Mayor’s Remarks

Yacht Basin

This is Dr. Joe Pat Hatem, Mayor of the City of Southport. I would like to talk with you today concerning our Yacht Basin and ideas on how we move forward.  This is based on a memo I wrote May 16, 2020.  I want to start with a quote from the document. “City of Southport Vision and Core Values:  Southport desires to strive for excellence in our government, project a positive attitude, involve our community and protect our citizens by ensuring safe, secure and tranquil quality of life with controlled and orderly growth…maintaining its quiet residential atmosphere and protecting the city’s historic assets.”

What are the goals I see for the Yacht Basin? To protect the City’s beautiful shore and river view.  It is iconic, historic, it is why thousands travel to our city each year.  It must be preserved and protected.  There must be pedestrian safety and access.  We are a walkable community.  There must be safety with respect to the traffic pattern, it must be efficient, effective, and it must be conducive to parking access, which is another big issue.  We want to promote harmony with residential, business, and tourism interests.  I want to hear from all interested parties and all citizens will have a voice.  I want to see a partnership and cooperation with existing restaurants and businesses in the Yacht Basin to promote historic preservation and economic development. We must have sidewalks, lighting, a storm water drainage plan, not only for the Yacht Basin, but for our entire city.

We are working towards our City Dock being repaired and are continuing to work towards an overall stabilization of our 4000 feet of waterfront.  I recommend water quality protection, access management—pedestrian access—traffic safety, appearance standards, historic preservation, signage that is appropriate, building  height limit, efficient land use, storm water management, environmental protection, and controlled growth and economic development while promoting a working historic heritage waterfront.  This will require not only input from our citizens, but will also require engineering recommendations to help achieve the goals I have listed and goals from you the citizens.  The science of engineering will help guide us, just as engineers have done with respect to my goal for regionalization of our sewer system and for the restoration of the Southport Weather Tower.
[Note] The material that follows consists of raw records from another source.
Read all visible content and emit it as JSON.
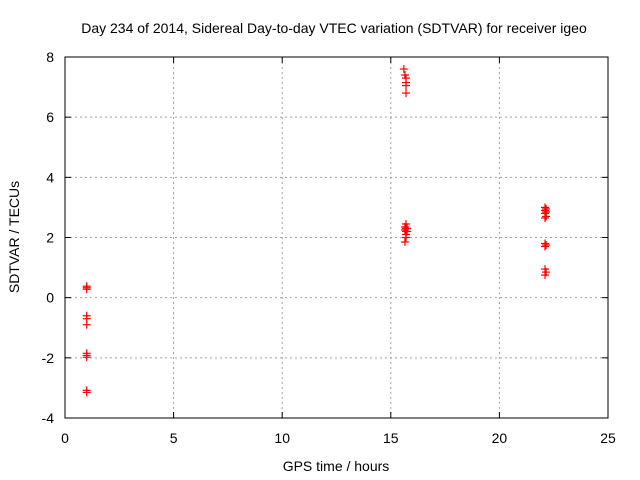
{
  "chart_data": {
    "type": "scatter",
    "title": "Day 234 of 2014, Sidereal Day-to-day VTEC variation (SDTVAR) for receiver igeo",
    "xlabel": "GPS time / hours",
    "ylabel": "SDTVAR / TECUs",
    "xlim": [
      0,
      25
    ],
    "ylim": [
      -4,
      8
    ],
    "xticks": [
      0,
      5,
      10,
      15,
      20,
      25
    ],
    "yticks": [
      -4,
      -2,
      0,
      2,
      4,
      6,
      8
    ],
    "grid": true,
    "marker": "plus",
    "color": "#ff0000",
    "series": [
      {
        "points": [
          [
            1.0,
            0.38
          ],
          [
            1.0,
            0.33
          ],
          [
            1.0,
            0.28
          ],
          [
            1.0,
            -0.6
          ],
          [
            1.0,
            -0.7
          ],
          [
            1.0,
            -0.9
          ],
          [
            1.0,
            -1.85
          ],
          [
            1.0,
            -1.92
          ],
          [
            1.0,
            -1.98
          ],
          [
            1.0,
            -3.08
          ],
          [
            1.0,
            -3.15
          ],
          [
            15.6,
            7.6
          ],
          [
            15.65,
            7.4
          ],
          [
            15.7,
            7.3
          ],
          [
            15.7,
            7.15
          ],
          [
            15.7,
            7.05
          ],
          [
            15.7,
            6.8
          ],
          [
            15.7,
            2.45
          ],
          [
            15.65,
            2.35
          ],
          [
            15.7,
            2.3
          ],
          [
            15.75,
            2.3
          ],
          [
            15.65,
            2.25
          ],
          [
            15.7,
            2.2
          ],
          [
            15.75,
            2.2
          ],
          [
            15.7,
            2.1
          ],
          [
            15.7,
            2.0
          ],
          [
            15.65,
            1.85
          ],
          [
            22.1,
            3.0
          ],
          [
            22.15,
            2.95
          ],
          [
            22.1,
            2.9
          ],
          [
            22.15,
            2.85
          ],
          [
            22.1,
            2.8
          ],
          [
            22.15,
            2.7
          ],
          [
            22.1,
            2.65
          ],
          [
            22.1,
            1.8
          ],
          [
            22.15,
            1.75
          ],
          [
            22.1,
            1.7
          ],
          [
            22.1,
            0.95
          ],
          [
            22.15,
            0.85
          ],
          [
            22.1,
            0.75
          ]
        ]
      }
    ]
  }
}
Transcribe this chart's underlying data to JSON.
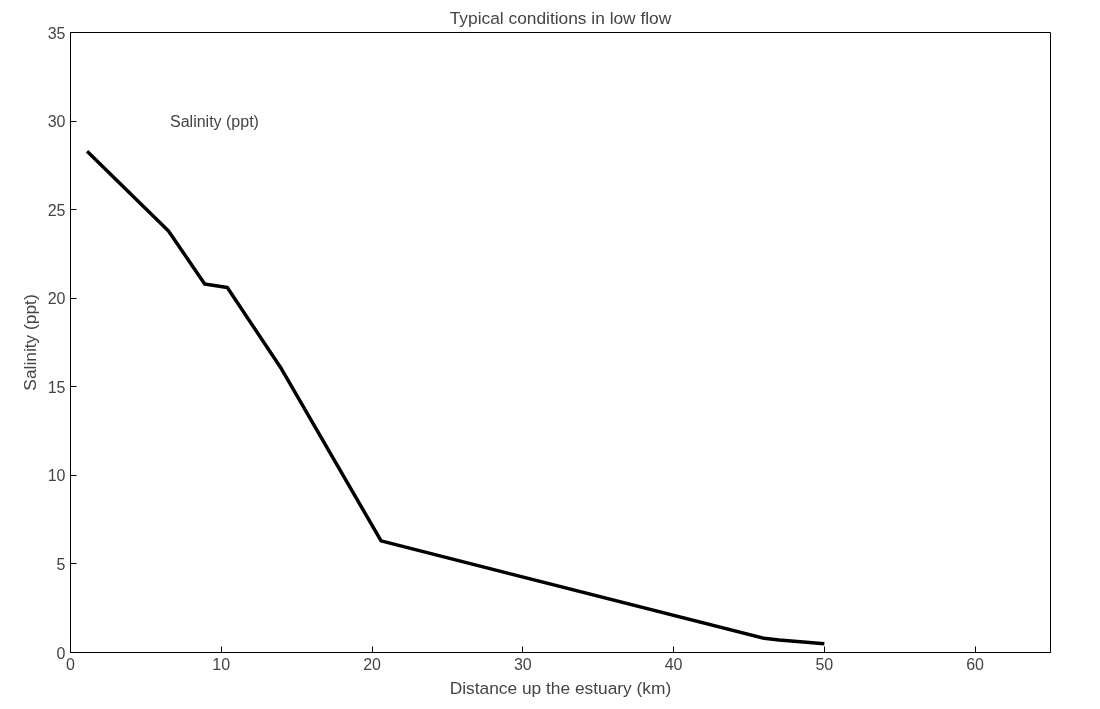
{
  "chart_data": {
    "type": "line",
    "title": "Typical conditions in low flow",
    "xlabel": "Distance up the estuary (km)",
    "ylabel": "Salinity (ppt)",
    "x": [
      1.1,
      6.5,
      8.9,
      10.4,
      14,
      20.6,
      46,
      47,
      50
    ],
    "series": [
      {
        "name": "Salinity (ppt)",
        "color": "#000000",
        "values": [
          28.3,
          23.8,
          20.8,
          20.6,
          16,
          6.3,
          0.8,
          0.7,
          0.5
        ]
      }
    ],
    "xlim": [
      0,
      65
    ],
    "ylim": [
      0,
      35
    ],
    "xticks": [
      0,
      10,
      20,
      30,
      40,
      50,
      60
    ],
    "yticks": [
      0,
      5,
      10,
      15,
      20,
      25,
      30,
      35
    ],
    "grid": false,
    "legend": false,
    "marker": "none",
    "line_style": "solid"
  }
}
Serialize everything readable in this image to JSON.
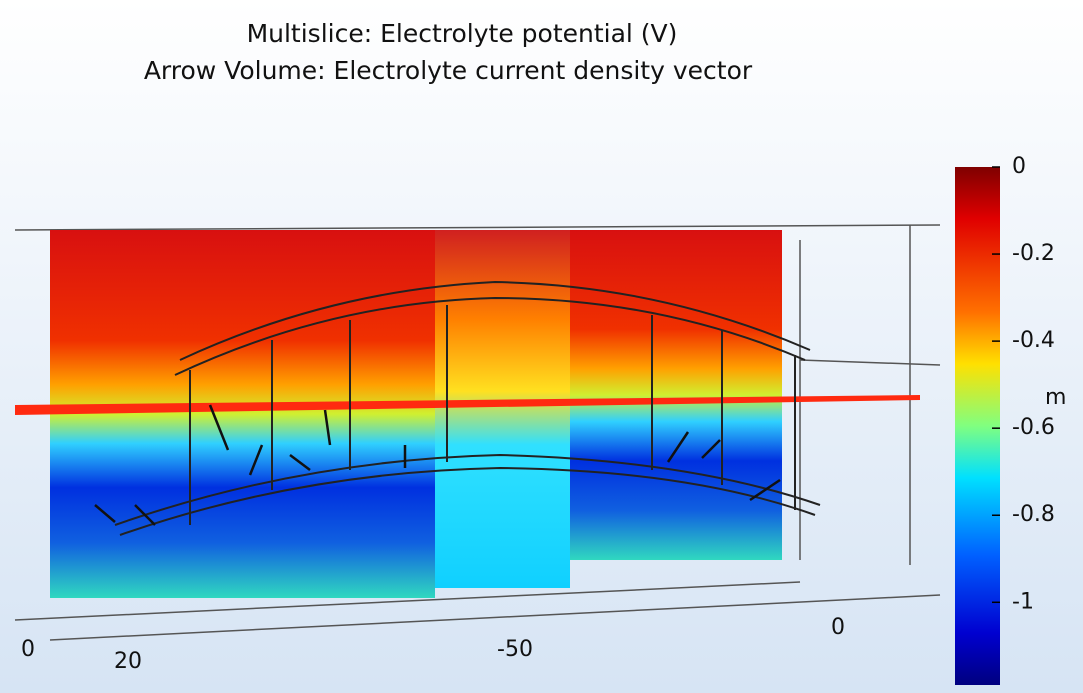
{
  "title_lines": [
    "Multislice: Electrolyte potential (V)",
    "Arrow Volume: Electrolyte current density vector"
  ],
  "colorbar": {
    "lim": [
      -1.19,
      0
    ],
    "ticks": [
      0,
      -0.2,
      -0.4,
      -0.6,
      -0.8,
      -1
    ]
  },
  "axis_labels": [
    0,
    20,
    -50,
    0
  ],
  "unit_label": "m"
}
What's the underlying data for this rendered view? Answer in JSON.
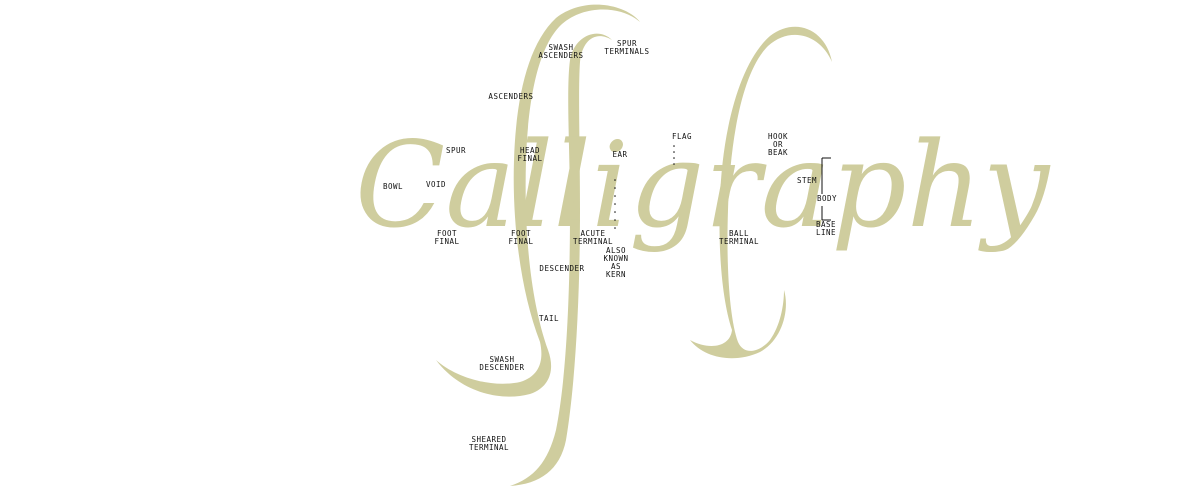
{
  "colors": {
    "ink": "#cfcd9e",
    "label": "#111111",
    "background": "#ffffff"
  },
  "word": "Calligraphy",
  "labels": {
    "swash_ascenders": "SWASH\nASCENDERS",
    "spur_terminals": "SPUR\nTERMINALS",
    "ascenders": "ASCENDERS",
    "flag": "FLAG",
    "hook_or_beak": "HOOK\nOR\nBEAK",
    "spur": "SPUR",
    "head_final": "HEAD\nFINAL",
    "ear": "EAR",
    "bowl": "BOWL",
    "void": "VOID",
    "stem": "STEM",
    "body": "BODY",
    "base_line": "BASE\nLINE",
    "foot_final_left": "FOOT\nFINAL",
    "foot_final_right": "FOOT\nFINAL",
    "acute_terminal": "ACUTE\nTERMINAL",
    "ball_terminal": "BALL\nTERMINAL",
    "also_known_as_kern": "ALSO\nKNOWN\nAS\nKERN",
    "descender": "DESCENDER",
    "tail": "TAIL",
    "swash_descender": "SWASH\nDESCENDER",
    "sheared_terminal": "SHEARED\nTERMINAL"
  }
}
I have already heard from many citizens and have met with them, masks on, physical distancing, and listened to concerns from traffic pattern recommendations such as making West Bay Street and Yacht Basin Drive one way, to how this may not be possible due to the high tides, to closing Brunswick Street to vehicular traffic, to reversing traffic on Short Street.  We must remember the effects of rising ocean levels to higher tides and more severe and more frequent hurricanes, all which will need to factor into the engineering plans and be included in an overall strategic engineering plan from how wide can the roads be , what material to use, how we can  preserve permeable surface, parking, traffic patterns, safety, environmental issues and historic preservation while realizing the Yacht Basin is part of the tourism economic engine and helps to make wonderful memories for our visitors, our families and all of us who call Southport home.